= Google Pack =

Google software

Google Pack logo

Google Pack was a collection of software tools offered by Google to download in a single archive. It was announced at the 2006 Consumer Electronics Show, on January 6. Google Pack was only available for Windows XP, Windows Vista, and Windows 7.

In September 2011, Google announced it would discontinue a number of its products, including Google Pack. Google Pack is no longer available for download.

==Available applications before discontinued service==
Users could choose which of the following software applications to install. If the application was already installed, Google Updater checked to see if the user had the latest version and upgraded it, if necessary.

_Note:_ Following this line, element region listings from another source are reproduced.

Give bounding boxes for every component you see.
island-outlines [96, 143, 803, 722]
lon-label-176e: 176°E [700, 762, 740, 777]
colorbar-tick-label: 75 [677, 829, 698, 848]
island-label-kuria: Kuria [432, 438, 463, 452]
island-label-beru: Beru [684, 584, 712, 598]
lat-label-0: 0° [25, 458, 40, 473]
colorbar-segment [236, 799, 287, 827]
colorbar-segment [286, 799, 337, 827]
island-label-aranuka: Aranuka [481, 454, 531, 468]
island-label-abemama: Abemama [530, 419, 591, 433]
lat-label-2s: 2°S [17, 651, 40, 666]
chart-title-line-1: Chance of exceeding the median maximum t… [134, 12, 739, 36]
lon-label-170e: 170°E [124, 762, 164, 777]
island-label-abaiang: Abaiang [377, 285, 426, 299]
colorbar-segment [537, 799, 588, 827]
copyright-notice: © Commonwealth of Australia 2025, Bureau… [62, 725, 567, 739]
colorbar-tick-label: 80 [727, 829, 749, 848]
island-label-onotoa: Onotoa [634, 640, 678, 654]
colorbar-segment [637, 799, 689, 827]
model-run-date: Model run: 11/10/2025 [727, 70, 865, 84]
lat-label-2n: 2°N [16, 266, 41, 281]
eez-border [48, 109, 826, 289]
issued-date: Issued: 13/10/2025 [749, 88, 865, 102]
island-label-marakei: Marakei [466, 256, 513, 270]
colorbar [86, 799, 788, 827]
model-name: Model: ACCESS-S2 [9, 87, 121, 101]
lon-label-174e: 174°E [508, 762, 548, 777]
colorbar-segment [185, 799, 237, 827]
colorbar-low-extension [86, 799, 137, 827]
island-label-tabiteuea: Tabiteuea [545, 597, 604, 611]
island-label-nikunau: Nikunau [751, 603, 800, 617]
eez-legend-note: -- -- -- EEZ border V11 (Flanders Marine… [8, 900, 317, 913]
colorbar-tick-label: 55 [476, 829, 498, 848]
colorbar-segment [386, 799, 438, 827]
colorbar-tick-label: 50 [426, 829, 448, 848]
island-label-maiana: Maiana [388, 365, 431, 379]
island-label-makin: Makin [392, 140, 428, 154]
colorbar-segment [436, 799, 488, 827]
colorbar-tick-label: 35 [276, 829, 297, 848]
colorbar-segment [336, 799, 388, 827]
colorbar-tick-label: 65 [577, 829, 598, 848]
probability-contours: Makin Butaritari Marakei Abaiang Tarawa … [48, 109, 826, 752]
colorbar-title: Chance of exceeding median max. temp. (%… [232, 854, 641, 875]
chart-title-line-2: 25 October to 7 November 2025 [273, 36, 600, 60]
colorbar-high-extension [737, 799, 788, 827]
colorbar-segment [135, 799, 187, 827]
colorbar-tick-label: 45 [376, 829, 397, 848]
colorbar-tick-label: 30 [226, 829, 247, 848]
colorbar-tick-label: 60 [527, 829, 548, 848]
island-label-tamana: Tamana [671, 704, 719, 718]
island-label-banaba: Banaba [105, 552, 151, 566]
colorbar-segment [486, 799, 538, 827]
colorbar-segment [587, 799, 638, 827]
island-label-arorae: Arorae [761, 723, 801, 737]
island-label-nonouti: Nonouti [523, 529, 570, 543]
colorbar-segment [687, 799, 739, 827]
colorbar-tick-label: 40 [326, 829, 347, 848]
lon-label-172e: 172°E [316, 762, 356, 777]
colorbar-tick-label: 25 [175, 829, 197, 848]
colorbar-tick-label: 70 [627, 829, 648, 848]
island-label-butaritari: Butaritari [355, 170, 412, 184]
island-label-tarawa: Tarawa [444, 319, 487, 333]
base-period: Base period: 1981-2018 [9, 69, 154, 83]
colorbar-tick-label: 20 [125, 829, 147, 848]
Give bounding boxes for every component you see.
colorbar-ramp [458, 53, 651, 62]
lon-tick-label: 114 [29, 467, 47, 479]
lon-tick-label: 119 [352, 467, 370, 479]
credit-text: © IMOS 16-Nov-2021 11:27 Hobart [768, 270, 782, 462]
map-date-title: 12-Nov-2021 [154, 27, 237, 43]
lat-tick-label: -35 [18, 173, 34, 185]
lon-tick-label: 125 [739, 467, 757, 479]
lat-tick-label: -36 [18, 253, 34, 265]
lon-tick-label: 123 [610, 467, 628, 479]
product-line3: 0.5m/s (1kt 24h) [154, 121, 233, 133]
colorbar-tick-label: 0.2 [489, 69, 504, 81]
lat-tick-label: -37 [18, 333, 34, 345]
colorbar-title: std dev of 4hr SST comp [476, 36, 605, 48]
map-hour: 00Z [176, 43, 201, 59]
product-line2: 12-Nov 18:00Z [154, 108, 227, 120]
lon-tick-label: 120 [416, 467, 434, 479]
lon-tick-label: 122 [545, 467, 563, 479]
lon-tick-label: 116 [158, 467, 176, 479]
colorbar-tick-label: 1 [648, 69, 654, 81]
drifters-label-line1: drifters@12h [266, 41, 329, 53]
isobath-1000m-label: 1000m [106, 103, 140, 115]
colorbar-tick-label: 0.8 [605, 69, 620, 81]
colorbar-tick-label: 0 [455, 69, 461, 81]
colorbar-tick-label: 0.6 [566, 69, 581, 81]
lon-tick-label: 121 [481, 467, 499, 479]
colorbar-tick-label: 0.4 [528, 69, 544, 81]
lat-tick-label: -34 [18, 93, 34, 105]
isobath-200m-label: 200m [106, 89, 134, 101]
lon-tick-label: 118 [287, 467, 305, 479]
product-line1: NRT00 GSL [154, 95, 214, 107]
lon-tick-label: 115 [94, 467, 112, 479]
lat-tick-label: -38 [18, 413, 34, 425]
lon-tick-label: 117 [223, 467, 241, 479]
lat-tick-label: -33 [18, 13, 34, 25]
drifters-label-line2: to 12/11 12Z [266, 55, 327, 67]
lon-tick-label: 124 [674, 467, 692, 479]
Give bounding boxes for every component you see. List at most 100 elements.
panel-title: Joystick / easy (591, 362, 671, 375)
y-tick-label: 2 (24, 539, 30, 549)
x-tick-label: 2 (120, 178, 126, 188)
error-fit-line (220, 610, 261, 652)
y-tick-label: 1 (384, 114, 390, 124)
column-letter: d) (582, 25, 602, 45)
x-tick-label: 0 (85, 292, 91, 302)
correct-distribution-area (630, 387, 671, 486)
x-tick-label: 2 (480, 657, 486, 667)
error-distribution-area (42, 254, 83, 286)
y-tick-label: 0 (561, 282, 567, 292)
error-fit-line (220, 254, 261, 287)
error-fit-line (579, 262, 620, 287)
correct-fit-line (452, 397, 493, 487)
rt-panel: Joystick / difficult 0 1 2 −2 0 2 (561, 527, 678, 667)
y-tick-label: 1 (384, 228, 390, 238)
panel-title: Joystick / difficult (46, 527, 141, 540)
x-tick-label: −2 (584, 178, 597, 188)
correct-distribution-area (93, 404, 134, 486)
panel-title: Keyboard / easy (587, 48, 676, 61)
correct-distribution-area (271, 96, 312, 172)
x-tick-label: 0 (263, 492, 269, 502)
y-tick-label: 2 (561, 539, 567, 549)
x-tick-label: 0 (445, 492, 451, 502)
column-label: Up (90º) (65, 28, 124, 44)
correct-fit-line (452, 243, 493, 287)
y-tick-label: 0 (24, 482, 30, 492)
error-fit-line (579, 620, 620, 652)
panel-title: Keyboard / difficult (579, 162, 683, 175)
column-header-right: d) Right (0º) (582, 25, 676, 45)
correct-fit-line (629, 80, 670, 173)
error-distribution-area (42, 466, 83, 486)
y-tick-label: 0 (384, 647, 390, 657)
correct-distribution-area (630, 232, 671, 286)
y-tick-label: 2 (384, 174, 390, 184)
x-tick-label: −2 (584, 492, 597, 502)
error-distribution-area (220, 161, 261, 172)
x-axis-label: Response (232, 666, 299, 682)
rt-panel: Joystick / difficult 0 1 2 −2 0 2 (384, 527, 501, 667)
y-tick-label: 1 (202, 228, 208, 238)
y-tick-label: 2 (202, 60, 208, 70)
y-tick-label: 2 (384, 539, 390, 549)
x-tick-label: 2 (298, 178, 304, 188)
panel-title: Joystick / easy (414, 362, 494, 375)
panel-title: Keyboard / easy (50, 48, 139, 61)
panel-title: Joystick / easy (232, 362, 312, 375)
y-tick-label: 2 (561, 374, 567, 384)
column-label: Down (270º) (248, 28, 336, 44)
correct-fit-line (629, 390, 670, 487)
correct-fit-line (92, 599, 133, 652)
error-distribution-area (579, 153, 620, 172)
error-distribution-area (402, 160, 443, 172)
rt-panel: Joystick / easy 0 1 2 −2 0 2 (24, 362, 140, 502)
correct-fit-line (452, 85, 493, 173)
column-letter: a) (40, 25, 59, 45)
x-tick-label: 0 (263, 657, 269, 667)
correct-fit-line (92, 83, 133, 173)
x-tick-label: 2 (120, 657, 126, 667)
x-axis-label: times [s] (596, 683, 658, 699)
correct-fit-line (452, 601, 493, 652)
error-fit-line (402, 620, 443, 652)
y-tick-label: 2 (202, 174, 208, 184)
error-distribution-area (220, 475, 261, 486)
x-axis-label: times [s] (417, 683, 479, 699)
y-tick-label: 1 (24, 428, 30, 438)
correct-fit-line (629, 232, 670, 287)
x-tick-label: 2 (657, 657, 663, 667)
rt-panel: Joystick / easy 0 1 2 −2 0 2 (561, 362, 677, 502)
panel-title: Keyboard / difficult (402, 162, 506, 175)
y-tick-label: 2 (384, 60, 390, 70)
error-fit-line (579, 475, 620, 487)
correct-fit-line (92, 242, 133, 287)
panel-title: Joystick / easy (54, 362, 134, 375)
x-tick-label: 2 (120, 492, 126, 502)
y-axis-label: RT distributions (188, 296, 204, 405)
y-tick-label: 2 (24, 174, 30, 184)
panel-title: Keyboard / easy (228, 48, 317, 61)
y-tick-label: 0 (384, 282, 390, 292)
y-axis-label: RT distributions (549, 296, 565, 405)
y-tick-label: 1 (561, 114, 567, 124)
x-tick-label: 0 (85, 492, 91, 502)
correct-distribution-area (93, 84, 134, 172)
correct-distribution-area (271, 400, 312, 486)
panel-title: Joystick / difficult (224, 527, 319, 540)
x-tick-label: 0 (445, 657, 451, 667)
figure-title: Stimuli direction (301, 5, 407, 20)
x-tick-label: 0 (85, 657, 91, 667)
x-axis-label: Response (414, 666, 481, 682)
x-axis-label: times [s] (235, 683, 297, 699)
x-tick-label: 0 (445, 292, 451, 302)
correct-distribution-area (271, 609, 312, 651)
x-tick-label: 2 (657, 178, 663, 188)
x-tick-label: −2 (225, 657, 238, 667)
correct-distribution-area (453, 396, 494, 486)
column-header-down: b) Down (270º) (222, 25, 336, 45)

The software applications that were available to download depended on the language, locale, and operating system.

===Google-branded===
- Google Desktop
- Picasa, a photograph organizer and editor
- Google Toolbar for Internet Explorer
- Google Photos Screensaver, which displays pictures from the user's computers
- Google Earth, an electronic globe
- Google Talk, an instant messaging and Voice over IP (VoIP) application
- Google Video Player, a multi-media player, now withdrawn
- Google Chrome, a free web browser developed by Google

=== Mac Software ===
- Google Quick Search Box
- Google Earth
- Picasa for Mac
- SketchUp
- Notifier for Mac
- Picasa Web Albums Uploader
- Toolbar for Firefox

===Third-party===
- Mozilla Firefox with Google Toolbar
- Spyware Doctor with Anti-Virus
- Adobe Reader, a document viewer
- RealPlayer, a multi-media player
- Skype, a VoIP application
- StarOffice, a productivity suite that includes a word processor, a spreadsheet and a presentation program.
- Immunet Protect Antivirus
- avast! Free Antivirus
- WebM for IE9

In March 2007, Google added two new applications to the Google Pack: Spyware Doctor Starter Edition and Norton Security Scan. These programs were free and did not require a subscription, unlike Norton AntiVirus. However, Norton Security Scan does not offer continuous protection against viruses. Norton Security Scan scans the computer and identifies if there are existing viruses, worms, spyware, unwanted adware or Trojans residing on it.
The program's functionality is similar to Microsoft's Windows Malicious Software Removal Tool.

Google has stated they have no monetary agreement with the makers of the above software and they offered the applications for the ease of Google's customers. They didn't receive any payment for providing the software pack, although Miguel Helft in his New York Times blog reported that an unidentified source stated that Google may pay Sun for each copy of StarOffice. StarOffice was no longer part of Google Pack since November 2008.

Google has included the VoIP application Skype in the pack, even though it is a competitor of Google's own Google Talk.

Some industry observers claimed that the release was little more than a collection of software "that Google's wrapped a rubber band around".

=== Former third-party before discontinued service ===
- Ad-Aware
- GalleryPlayer
- Norton Antivirus Special Edition 2005, which included a 6-month subscription
- Norton Security Scan
- Trillian
- Spyware Doctor Starter Edition

== Google Updater ==
Google Pack came with Google Updater as a package management system to assist in downloading, installing, removing, and automatically updating the Pack's applications. Updater could be uninstalled without removing the applications.